Publication information
- Publisher: Marvel Comics
- First appearance: The Avengers #282 (August 1987)
- Created by: Roger Stern John Buscema

In-story information
- Team affiliations: Olympians
- Abilities: Superhuman strength Healing factor Precognition

= Prometheus (Marvel Comics) =

Prometheus is the name of two characters appearing in American comic books published by Marvel Comics. The first one is based on the Greek Titan of the same name while the second one is a member of the Pantheon.

==Publication history==
The mythological Prometheus first appeared in The Avengers #282 and was adapted by Roger Stern and John Buscema.

The Pantheon version of Prometheus first appeared in The Incredible Hulk #368 and was created by Peter David.

==Fictional character biography==
===Prometheus (Olympian)===

Prometheus is one of the Titans of Greek mythology and the son of Iapetus. His siblings included Atlas, Menoetius, and Epimetheus. When their uncle Cronus' rule is challenged by Zeus, Prometheus and Epimetheus side with the Olympians while Atlas and Menoetius side with Cronus. With the help of Prometheus and Epimetheus, the Olympians defeat the Titans. Prometheus and Epimetheus take an interest in mankind and become the joint rulers in Phthia. Prometheus later learns various skills from Athena that concern Zeus. After Prometheus takes fire from the gods and gifts it to humanity, Zeus has Kratos and Bia bind Prometheus to a pillar in the Caucasian Mountains using chains forged by Hephaestus. Zeus also has an eagle peck out Prometheus' liver which grows back every night. Zeus offers to shorten Prometheus' sentence if Prometheus gives him information concerning a prophecy that foretells Zeus being overthrown. Seven generations later, Hercules frees Prometheus during his 12 Labours. Zeus is at first against this, but decides to end Prometheus' punishment.
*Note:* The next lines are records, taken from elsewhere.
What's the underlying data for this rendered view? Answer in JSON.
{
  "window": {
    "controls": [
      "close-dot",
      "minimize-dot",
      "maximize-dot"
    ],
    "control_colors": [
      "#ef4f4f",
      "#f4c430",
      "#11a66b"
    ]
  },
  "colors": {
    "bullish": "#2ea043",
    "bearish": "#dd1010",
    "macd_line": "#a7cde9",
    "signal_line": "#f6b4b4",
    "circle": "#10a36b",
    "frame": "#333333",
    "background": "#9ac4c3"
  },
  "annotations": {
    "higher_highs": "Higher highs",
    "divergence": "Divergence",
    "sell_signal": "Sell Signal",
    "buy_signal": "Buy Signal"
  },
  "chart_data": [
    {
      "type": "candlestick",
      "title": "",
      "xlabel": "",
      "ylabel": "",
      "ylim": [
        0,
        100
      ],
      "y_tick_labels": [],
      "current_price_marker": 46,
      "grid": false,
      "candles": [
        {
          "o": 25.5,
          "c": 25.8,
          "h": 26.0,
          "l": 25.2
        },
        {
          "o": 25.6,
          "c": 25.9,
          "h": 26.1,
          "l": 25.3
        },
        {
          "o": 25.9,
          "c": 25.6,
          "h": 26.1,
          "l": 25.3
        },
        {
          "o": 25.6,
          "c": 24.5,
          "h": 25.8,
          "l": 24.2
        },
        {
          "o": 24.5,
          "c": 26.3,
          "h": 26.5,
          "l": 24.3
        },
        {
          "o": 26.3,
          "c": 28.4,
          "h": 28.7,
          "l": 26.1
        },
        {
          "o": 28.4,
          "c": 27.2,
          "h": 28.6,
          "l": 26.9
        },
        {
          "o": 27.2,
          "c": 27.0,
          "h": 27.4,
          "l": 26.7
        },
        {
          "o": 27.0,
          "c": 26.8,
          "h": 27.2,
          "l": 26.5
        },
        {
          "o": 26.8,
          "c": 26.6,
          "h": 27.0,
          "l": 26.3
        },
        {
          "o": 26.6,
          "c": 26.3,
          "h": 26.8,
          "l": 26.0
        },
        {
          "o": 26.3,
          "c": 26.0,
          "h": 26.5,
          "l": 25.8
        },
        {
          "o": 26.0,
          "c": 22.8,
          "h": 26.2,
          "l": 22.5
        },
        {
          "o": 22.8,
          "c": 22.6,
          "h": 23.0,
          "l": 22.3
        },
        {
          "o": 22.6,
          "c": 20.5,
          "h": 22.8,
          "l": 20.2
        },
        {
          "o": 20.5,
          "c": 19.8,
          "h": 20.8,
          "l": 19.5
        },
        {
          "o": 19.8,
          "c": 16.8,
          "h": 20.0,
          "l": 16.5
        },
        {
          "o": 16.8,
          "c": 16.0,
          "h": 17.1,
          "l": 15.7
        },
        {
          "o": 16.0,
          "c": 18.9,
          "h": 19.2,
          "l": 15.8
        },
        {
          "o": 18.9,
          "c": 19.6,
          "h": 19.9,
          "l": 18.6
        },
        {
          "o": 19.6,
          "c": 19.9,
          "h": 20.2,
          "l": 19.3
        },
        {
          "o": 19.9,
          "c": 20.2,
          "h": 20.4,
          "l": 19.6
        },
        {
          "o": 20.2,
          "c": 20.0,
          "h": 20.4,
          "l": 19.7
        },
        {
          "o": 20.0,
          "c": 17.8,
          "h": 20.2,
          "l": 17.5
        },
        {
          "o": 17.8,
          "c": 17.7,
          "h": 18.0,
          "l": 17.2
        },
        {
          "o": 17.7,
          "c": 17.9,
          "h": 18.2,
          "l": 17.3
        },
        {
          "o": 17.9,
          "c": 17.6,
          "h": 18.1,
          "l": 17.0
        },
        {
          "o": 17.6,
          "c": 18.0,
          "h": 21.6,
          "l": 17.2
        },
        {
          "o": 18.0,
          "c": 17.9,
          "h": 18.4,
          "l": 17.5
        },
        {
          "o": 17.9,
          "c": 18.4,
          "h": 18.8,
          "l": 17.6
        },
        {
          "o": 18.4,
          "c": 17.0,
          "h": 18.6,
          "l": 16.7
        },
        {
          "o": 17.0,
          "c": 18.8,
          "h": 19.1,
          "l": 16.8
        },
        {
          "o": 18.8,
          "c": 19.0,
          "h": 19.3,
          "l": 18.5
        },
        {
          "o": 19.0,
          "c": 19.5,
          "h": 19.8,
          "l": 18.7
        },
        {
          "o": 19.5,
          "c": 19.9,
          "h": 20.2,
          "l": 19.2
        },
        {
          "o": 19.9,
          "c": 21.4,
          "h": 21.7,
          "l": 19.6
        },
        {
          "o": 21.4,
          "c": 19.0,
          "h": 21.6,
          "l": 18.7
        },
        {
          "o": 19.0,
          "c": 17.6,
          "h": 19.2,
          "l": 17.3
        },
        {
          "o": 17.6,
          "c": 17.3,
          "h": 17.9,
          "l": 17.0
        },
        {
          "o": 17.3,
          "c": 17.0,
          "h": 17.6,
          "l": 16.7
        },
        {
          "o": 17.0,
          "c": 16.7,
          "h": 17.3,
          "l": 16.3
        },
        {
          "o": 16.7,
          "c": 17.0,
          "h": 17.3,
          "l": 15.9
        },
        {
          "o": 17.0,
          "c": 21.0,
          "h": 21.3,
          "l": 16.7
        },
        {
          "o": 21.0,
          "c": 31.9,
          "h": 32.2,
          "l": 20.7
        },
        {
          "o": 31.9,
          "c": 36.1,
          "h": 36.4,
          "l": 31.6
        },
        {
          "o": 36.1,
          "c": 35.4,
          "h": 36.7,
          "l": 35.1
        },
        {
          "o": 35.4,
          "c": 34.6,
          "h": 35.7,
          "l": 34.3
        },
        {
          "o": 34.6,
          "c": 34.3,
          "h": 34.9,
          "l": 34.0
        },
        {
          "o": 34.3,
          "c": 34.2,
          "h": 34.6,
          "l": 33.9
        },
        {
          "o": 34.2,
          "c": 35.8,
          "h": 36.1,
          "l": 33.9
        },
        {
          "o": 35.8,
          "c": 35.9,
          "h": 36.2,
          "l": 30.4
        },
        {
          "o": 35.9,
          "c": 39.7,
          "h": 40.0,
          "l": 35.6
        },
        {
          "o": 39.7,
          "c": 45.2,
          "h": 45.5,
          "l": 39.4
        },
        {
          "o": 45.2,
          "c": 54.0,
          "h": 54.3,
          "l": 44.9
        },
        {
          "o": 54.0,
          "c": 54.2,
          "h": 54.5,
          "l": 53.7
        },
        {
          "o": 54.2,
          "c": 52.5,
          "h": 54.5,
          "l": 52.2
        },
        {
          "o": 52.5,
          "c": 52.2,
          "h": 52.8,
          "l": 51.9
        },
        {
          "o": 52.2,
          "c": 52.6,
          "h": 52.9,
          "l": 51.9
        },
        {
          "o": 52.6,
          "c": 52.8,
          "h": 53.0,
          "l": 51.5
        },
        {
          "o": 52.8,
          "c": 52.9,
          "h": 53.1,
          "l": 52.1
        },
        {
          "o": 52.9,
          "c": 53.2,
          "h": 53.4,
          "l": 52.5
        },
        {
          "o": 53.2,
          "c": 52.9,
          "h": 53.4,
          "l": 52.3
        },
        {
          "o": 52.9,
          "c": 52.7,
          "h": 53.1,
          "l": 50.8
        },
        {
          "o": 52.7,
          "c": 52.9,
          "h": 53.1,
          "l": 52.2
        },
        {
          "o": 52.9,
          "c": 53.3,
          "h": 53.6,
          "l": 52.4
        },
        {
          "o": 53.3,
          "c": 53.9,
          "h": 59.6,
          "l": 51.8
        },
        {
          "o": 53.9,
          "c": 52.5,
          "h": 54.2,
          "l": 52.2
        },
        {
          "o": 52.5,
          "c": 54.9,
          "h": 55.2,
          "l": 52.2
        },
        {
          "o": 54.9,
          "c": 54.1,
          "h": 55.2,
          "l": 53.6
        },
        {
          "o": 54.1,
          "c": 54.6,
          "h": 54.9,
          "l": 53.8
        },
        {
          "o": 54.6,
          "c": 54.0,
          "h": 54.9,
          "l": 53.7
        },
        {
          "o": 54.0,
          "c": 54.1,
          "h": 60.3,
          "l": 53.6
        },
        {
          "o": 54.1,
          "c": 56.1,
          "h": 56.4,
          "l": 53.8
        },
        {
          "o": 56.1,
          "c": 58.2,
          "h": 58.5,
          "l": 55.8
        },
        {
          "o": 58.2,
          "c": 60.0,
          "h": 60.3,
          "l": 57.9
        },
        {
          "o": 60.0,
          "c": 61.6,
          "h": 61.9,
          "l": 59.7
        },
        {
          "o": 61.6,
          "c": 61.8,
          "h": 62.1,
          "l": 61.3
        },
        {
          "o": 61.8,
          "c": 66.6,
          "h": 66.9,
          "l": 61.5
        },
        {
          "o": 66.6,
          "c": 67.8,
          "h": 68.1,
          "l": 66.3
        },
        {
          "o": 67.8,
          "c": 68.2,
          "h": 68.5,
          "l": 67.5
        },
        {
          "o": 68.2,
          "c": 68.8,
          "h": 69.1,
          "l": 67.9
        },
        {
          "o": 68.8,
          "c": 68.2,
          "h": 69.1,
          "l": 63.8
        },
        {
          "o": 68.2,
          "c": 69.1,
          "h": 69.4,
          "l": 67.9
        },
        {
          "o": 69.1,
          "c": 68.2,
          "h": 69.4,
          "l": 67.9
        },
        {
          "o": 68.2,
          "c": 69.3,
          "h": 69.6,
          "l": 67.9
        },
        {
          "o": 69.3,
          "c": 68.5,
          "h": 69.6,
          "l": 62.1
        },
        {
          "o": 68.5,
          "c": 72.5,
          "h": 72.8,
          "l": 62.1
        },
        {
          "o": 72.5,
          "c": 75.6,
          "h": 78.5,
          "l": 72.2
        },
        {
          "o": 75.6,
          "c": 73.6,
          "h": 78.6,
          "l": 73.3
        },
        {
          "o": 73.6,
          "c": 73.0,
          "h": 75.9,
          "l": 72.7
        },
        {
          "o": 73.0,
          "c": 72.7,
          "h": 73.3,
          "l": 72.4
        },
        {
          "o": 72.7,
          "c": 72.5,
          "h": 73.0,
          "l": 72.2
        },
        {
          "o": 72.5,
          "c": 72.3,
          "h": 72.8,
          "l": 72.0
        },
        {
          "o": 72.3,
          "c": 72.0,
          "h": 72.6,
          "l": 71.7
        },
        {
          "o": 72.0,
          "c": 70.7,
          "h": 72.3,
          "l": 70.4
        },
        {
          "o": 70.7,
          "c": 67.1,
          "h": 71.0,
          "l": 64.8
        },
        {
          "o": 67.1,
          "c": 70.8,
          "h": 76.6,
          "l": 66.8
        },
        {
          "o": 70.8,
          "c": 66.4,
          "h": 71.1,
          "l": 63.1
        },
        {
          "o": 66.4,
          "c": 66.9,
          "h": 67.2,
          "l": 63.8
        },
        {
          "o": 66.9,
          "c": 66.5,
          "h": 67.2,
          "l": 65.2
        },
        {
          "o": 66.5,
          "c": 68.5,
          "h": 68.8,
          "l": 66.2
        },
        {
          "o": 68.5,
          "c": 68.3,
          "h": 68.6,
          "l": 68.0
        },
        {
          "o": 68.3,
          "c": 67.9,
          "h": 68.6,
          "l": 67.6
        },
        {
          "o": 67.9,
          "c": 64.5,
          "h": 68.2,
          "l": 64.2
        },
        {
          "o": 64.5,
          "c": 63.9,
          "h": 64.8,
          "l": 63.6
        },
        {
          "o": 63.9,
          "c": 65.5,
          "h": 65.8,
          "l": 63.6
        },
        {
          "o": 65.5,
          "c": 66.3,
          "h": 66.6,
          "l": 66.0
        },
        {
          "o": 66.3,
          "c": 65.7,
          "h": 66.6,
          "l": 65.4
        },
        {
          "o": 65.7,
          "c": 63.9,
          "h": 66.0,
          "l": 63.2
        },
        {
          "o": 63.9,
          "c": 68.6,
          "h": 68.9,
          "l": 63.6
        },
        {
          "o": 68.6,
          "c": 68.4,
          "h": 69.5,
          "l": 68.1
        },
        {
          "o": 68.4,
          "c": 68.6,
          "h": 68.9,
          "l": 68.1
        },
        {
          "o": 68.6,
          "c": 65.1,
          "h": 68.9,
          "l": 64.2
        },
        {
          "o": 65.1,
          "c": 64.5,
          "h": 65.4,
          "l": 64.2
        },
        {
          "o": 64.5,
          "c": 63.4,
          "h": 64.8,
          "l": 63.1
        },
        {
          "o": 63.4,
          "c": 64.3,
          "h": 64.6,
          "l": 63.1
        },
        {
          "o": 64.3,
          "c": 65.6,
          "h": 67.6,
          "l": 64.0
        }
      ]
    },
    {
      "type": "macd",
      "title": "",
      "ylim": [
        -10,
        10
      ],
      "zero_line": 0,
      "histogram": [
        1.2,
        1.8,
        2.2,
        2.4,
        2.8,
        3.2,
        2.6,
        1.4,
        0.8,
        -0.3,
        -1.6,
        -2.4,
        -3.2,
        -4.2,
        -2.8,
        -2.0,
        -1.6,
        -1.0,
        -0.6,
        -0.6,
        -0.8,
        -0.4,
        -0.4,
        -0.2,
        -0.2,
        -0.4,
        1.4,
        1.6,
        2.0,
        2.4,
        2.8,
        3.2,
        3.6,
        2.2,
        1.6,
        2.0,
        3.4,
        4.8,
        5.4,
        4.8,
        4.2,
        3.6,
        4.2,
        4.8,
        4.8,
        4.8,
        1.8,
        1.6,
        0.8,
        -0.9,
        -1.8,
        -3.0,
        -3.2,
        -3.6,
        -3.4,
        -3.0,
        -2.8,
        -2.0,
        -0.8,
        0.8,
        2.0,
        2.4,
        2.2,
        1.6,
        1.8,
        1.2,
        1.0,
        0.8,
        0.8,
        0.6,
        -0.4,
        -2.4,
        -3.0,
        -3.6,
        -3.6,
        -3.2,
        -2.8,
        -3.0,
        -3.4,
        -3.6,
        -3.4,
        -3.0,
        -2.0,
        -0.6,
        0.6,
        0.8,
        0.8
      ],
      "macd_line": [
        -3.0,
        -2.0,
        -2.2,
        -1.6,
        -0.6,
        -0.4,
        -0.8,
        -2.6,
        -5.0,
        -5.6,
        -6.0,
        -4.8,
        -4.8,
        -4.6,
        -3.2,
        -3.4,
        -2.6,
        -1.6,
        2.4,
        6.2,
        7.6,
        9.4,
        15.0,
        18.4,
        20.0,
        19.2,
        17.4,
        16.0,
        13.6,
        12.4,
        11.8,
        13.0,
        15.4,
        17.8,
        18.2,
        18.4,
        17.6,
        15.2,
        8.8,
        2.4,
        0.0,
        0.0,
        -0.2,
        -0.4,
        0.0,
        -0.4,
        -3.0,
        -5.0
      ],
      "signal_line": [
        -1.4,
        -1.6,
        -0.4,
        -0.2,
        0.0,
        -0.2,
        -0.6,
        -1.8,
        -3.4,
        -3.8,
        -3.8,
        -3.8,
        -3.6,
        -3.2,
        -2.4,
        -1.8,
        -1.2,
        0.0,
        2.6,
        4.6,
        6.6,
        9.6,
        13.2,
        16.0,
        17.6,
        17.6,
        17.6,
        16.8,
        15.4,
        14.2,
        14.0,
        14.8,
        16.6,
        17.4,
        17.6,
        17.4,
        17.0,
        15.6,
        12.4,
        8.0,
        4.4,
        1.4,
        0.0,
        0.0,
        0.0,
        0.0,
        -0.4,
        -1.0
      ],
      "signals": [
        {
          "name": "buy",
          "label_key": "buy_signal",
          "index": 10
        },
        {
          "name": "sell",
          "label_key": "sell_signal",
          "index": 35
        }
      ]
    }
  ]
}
In the modern era, Hercules is injured during a fight with Helmut Zemo's Masters of Evil when Black Mamba drugs Hercules, causing him to charge into battle. After Namor is abducted by Neptune and brought to the Underworld, he manages to escape and is healed by Prometheus. Prometheus directs Namor to Fortress Tartarus, where the other Avengers are being held. The Avengers make their way to Mount Olympus, where Prometheus speaks to them while they are in the woods. Zeus catches up to the Avengers while Doctor Druid heals Hercules' mind.

===Prometheus (Pantheon)===

Prometheus is a member of the Pantheon, a group consisting of descendants of Agamemnon. He was born with a facial deformity resembling burn scars. Prometheus operates the Argo, a technologically advanced vehicle developed by Pantheon's engineers. He is also an accomplished tracker and is capable of tracking targets across interstellar distances.

==Powers and abilities==
The Olympian version of Prometheus has super-strength, a healing factor, and precognition.

The Pantheon Prometheus has expert tracking skills. Like the other Pantheon members, Prometheus possesses a healing factor.